Cyber security awareness training can be considered as a quick win. i.e. It can remove a LOT of cyber security risk, and it's generally very cost effective. From a business perspective, it makes good sense to ensure that you have identified all your risks, and then determine which of those risks you actually need to address. Put them in an appropriate order to address, and get started!
But don't think that awareness training is the silver bullet of risk management.

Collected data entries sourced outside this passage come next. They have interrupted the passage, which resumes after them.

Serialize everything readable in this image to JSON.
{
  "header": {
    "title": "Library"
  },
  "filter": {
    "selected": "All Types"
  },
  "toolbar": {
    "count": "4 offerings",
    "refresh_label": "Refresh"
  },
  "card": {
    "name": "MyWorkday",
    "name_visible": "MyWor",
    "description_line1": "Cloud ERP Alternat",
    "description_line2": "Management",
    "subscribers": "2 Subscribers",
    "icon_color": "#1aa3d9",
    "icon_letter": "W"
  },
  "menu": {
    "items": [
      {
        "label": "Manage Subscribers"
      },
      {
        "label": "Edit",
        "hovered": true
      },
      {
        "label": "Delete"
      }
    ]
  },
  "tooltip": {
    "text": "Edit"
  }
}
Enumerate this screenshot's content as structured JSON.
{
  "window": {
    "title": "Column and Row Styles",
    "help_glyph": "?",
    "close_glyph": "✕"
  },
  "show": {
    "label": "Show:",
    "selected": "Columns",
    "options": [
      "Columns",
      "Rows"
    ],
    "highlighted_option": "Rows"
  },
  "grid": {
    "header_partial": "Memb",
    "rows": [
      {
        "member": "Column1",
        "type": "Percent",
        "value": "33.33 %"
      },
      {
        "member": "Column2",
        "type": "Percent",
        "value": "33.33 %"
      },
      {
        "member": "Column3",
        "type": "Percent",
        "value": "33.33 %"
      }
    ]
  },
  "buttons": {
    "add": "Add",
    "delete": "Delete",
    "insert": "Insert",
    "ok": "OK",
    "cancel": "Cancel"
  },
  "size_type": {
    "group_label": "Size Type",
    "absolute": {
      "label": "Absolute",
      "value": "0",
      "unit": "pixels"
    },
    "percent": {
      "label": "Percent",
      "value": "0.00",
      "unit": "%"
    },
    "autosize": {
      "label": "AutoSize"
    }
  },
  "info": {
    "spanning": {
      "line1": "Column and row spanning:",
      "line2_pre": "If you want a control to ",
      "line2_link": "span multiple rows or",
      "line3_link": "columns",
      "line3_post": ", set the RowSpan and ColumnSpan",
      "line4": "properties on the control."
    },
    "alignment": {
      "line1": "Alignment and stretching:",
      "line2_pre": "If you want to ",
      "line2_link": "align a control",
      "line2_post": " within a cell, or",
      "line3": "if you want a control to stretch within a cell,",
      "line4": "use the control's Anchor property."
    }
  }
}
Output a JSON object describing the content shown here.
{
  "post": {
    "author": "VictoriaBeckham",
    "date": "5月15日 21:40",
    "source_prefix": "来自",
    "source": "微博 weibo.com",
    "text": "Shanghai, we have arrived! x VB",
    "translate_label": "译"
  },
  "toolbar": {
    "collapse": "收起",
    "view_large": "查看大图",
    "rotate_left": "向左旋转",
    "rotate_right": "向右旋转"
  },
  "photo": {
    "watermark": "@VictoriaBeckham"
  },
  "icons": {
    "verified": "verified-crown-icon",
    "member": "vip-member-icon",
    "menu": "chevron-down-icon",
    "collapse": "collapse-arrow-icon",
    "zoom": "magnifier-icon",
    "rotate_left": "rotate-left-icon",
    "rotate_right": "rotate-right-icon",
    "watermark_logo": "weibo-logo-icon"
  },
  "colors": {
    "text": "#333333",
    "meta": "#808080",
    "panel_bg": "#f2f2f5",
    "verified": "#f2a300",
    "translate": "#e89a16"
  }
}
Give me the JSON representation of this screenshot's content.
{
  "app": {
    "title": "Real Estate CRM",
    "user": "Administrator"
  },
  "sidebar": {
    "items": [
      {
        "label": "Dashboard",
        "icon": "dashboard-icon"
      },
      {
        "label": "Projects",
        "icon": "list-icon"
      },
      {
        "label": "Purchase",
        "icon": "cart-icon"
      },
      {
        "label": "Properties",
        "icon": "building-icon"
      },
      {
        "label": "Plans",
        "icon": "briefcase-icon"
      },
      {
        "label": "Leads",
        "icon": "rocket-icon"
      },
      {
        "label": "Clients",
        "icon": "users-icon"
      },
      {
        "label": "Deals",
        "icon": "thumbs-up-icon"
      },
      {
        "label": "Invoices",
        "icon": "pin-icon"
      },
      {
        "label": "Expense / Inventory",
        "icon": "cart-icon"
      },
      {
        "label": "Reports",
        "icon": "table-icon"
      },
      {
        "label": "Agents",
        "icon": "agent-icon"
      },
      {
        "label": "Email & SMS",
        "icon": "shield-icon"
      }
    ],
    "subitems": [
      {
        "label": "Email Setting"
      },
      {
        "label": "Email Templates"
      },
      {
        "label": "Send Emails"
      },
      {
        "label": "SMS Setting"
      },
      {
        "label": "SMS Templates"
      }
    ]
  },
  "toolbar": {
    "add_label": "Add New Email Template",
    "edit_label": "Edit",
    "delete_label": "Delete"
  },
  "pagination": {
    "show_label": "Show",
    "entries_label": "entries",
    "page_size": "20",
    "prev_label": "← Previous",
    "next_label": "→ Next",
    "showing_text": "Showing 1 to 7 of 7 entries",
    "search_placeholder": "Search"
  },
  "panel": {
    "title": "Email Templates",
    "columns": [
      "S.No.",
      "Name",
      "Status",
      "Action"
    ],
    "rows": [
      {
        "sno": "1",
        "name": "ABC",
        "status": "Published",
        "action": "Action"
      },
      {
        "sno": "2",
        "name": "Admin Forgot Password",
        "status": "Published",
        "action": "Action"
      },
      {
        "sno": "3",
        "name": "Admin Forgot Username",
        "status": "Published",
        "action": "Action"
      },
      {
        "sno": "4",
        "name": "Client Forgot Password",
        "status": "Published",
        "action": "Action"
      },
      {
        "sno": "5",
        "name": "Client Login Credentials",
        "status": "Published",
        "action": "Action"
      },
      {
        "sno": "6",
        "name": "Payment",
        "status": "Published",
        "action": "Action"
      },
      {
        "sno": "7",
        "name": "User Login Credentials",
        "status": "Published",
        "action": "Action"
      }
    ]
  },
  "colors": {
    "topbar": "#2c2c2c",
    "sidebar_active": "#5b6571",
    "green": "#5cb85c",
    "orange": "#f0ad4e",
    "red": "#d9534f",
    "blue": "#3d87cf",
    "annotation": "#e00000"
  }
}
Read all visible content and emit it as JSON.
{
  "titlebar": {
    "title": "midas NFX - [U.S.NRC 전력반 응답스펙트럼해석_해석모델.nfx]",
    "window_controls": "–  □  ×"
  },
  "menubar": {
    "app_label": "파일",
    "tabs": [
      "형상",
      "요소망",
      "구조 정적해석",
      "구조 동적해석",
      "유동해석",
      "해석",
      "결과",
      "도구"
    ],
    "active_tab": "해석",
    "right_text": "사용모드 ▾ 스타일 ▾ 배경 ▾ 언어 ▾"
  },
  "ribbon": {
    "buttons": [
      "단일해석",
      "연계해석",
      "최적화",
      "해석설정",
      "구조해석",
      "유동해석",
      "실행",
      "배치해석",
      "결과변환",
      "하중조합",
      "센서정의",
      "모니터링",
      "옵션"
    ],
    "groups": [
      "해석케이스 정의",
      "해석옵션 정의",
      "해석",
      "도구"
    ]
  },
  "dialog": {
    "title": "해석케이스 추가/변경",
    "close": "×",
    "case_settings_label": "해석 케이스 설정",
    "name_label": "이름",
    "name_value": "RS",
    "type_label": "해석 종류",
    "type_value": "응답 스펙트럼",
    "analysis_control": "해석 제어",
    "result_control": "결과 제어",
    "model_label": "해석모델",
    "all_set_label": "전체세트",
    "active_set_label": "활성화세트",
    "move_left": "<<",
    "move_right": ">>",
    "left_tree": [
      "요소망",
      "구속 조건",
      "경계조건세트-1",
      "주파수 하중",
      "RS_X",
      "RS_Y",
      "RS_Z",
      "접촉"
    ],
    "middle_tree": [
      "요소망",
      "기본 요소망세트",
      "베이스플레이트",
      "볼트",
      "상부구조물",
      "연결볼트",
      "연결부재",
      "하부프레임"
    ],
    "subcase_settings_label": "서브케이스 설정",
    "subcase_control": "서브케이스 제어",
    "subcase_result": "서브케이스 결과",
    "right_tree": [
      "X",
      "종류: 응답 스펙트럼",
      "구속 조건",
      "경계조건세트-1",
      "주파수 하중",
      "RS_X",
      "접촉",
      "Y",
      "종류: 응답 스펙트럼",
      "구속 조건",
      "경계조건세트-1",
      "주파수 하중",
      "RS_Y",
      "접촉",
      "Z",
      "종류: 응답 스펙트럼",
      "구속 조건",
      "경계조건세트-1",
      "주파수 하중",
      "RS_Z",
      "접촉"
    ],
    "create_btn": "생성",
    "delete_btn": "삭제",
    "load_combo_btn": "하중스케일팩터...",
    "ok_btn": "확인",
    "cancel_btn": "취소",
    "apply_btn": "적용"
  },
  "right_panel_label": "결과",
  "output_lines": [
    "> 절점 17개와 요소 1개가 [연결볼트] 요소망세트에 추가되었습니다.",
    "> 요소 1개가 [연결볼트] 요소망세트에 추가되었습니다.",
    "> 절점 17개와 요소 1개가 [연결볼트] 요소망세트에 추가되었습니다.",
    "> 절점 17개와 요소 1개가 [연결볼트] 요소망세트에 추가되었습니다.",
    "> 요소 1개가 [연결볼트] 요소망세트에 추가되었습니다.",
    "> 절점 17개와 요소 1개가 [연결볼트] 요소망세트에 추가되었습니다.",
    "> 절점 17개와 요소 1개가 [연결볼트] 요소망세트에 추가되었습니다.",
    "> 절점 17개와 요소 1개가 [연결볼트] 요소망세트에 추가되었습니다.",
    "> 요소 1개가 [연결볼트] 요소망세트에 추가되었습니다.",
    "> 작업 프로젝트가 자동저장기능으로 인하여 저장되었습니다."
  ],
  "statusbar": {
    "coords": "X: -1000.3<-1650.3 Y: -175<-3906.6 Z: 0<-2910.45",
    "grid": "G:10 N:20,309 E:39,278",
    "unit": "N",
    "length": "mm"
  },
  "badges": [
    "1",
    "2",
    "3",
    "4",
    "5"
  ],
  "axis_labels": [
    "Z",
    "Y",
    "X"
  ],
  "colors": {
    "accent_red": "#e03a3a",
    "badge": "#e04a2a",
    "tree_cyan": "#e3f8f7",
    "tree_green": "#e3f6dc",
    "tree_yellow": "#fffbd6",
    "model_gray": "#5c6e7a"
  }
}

Sure people can stop a lot of threats, but back them up with good processes, and technology that is constantly protecting against cyber criminals, and also hopefully identifying if you have a breach. The concept of doing multiple things (e.g. using people, processes and technology) to mitigate risks is called 'defense in depth', and it's a great way to really safeguard your business from cyber criminals.
For example:
- People: Teach them to watch out for Microsoft Office 'macro documents' (e.g. .docm, .xlsm, .pptm), because these documents contain macro code that could potentially be written by a criminal.
- Processes: Ensure that all macro documents are stored and run from a sanctioned location, and that externally recieve macro documents are checked on an isolated computer (i.e. not attached to the network).
- Technology: Use anti-malware software that monitors how macro documents run (e.g. are they opening potentially damaging processes).
So sure, maybe start with cyber security awareness training if you're serious about reducing cyber risk, but if you only concentrate on people you will have vulnerabilities around processes and technology, and that's probably where you will be breached.